Die Planer rechnen aber nicht mehr mit großen Widerständen. Eugen Firus und Torsten Martitz von der Firma Ventotec wirkten am Donnerstag sehr erleichtert. „Wir sind sehr glücklich, dass wir mit der Bundeswehr einen Kompromiss gefunden haben“, sagte Firus. „Danach sah es anfangs nicht aus.“ Damit sei eine große Hürde überwunden. Mit dem Kompromiss kann auch die Firma Ventotec gut leben. Statt der ursprünglich geplanten neun Windräder sollen jetzt nur noch sechs Anlagen gebaut werden.

Außerdem wird die Höhe der Masten reduziert: Nur eine der Anlagen soll nun, wie ursprünglich geplant, 200 Meter hoch sein – sie steht etwas niedriger als die übrigen fünf Windräder, die nur noch 170 Meter hoch werden sollen. Trotzdem sei das Projekt noch wirtschaftlich, stellten Firus und Martitz klar.
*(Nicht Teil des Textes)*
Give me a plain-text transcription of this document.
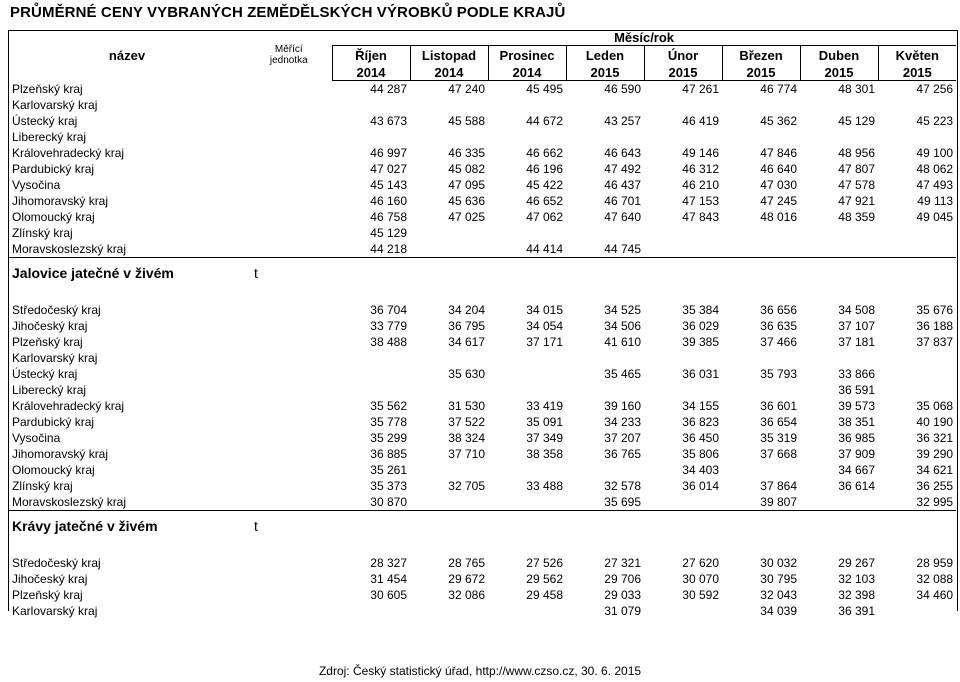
PRŮMĚRNÉ CENY VYBRANÝCH ZEMĚDĚLSKÝCH VÝROBKŮ PODLE KRAJŮ
název	Měřící
jednotka	Měsíc/rok							
		Říjen	Listopad	Prosinec	Leden	Únor	Březen	Duben	Květen
		2014	2014	2014	2015	2015	2015	2015	2015
Plzeňský kraj		44 287	47 240	45 495	46 590	47 261	46 774	48 301	47 256
Karlovarský kraj									
Ústecký kraj		43 673	45 588	44 672	43 257	46 419	45 362	45 129	45 223
Liberecký kraj									
Královehradecký kraj		46 997	46 335	46 662	46 643	49 146	47 846	48 956	49 100
Pardubický kraj		47 027	45 082	46 196	47 492	46 312	46 640	47 807	48 062
Vysočina		45 143	47 095	45 422	46 437	46 210	47 030	47 578	47 493
Jihomoravský kraj		46 160	45 636	46 652	46 701	47 153	47 245	47 921	49 113
Olomoucký kraj		46 758	47 025	47 062	47 640	47 843	48 016	48 359	49 045
Zlínský kraj		45 129							
Moravskoslezský kraj		44 218		44 414	44 745				
Jalovice jatečné v živém	t								

Středočeský kraj		36 704	34 204	34 015	34 525	35 384	36 656	34 508	35 676
Jihočeský kraj		33 779	36 795	34 054	34 506	36 029	36 635	37 107	36 188
Plzeňský kraj		38 488	34 617	37 171	41 610	39 385	37 466	37 181	37 837
Karlovarský kraj									
Ústecký kraj			35 630		35 465	36 031	35 793	33 866	
Liberecký kraj								36 591	
Královehradecký kraj		35 562	31 530	33 419	39 160	34 155	36 601	39 573	35 068
Pardubický kraj		35 778	37 522	35 091	34 233	36 823	36 654	38 351	40 190
Vysočina		35 299	38 324	37 349	37 207	36 450	35 319	36 985	36 321
Jihomoravský kraj		36 885	37 710	38 358	36 765	35 806	37 668	37 909	39 290
Olomoucký kraj		35 261				34 403		34 667	34 621
Zlínský kraj		35 373	32 705	33 488	32 578	36 014	37 864	36 614	36 255
Moravskoslezský kraj		30 870			35 695		39 807		32 995
Krávy jatečné v živém	t								

Středočeský kraj		28 327	28 765	27 526	27 321	27 620	30 032	29 267	28 959
Jihočeský kraj		31 454	29 672	29 562	29 706	30 070	30 795	32 103	32 088
Plzeňský kraj		30 605	32 086	29 458	29 033	30 592	32 043	32 398	34 460
Karlovarský kraj					31 079		34 039	36 391	
Zdroj: Český statistický úřad, http://www.czso.cz, 30. 6. 2015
Längere Flügel an den Windrädern und ein moderner Generator sollen dafür sorgen, dass die Anlagen trotz der kürzeren Masten ausreichend Energie produzieren.

Der Windpark lohne sich auch deshalb, weil der Standort im Markwald Beuerholz einfach ideal sei, erklärte Martitz: „Wir haben dort eine sehr kurze Anbindung ans Stromnetz.“ Außerdem seien nur wenige Eingriffe in den Waldbestand nötig, ergänzte Klaus Stiegel von der Eigentümergemeinschaft Markwald Beuerholz. „Andernfalls hätten die Eigentümer der Grundstücke den Plänen nicht zugestimmt.“ Die Erträge aus dem Windpark fließen an die rund 120 Mitglieder der Eigentümergemeinschaft Markwald Beuerholz.

Sie benötigen das Geld unter anderem, um die Pflege des Walds zu gewährleisten, erläuterte Miteigentümer Herbert Vaupel. Ein Teil der Einnahmen aus dem Windpark im Markwald Beuerholz würde auch an die Stadt Felsberg fließen. Wie hoch dieser Anteil ist, entscheidet die Eigentümergemeinschaft Markwald Beuerholz. Wie berichtet, hatte die Stadt Felsberg im Haushaltsplan 2014 bereits erhoffte Einnahmen aus dem Windpark in Höhe von 325.000 Euro vermerkt. Diese Summe müsse man nun im Nachtragshaushalt wieder herausnehmen, räumte Bürgermeister Volker Steinmetz ein – denn der Windpark soll, wenn er denn kommt, erst im Herbst 2015 errichtet werden.

Im Haushaltsplan für 2015 kann die Stadt dann zwar wieder Einnahmen aus dem Windpark einplanen – in welcher Höhe, steht allerdings noch nicht fest.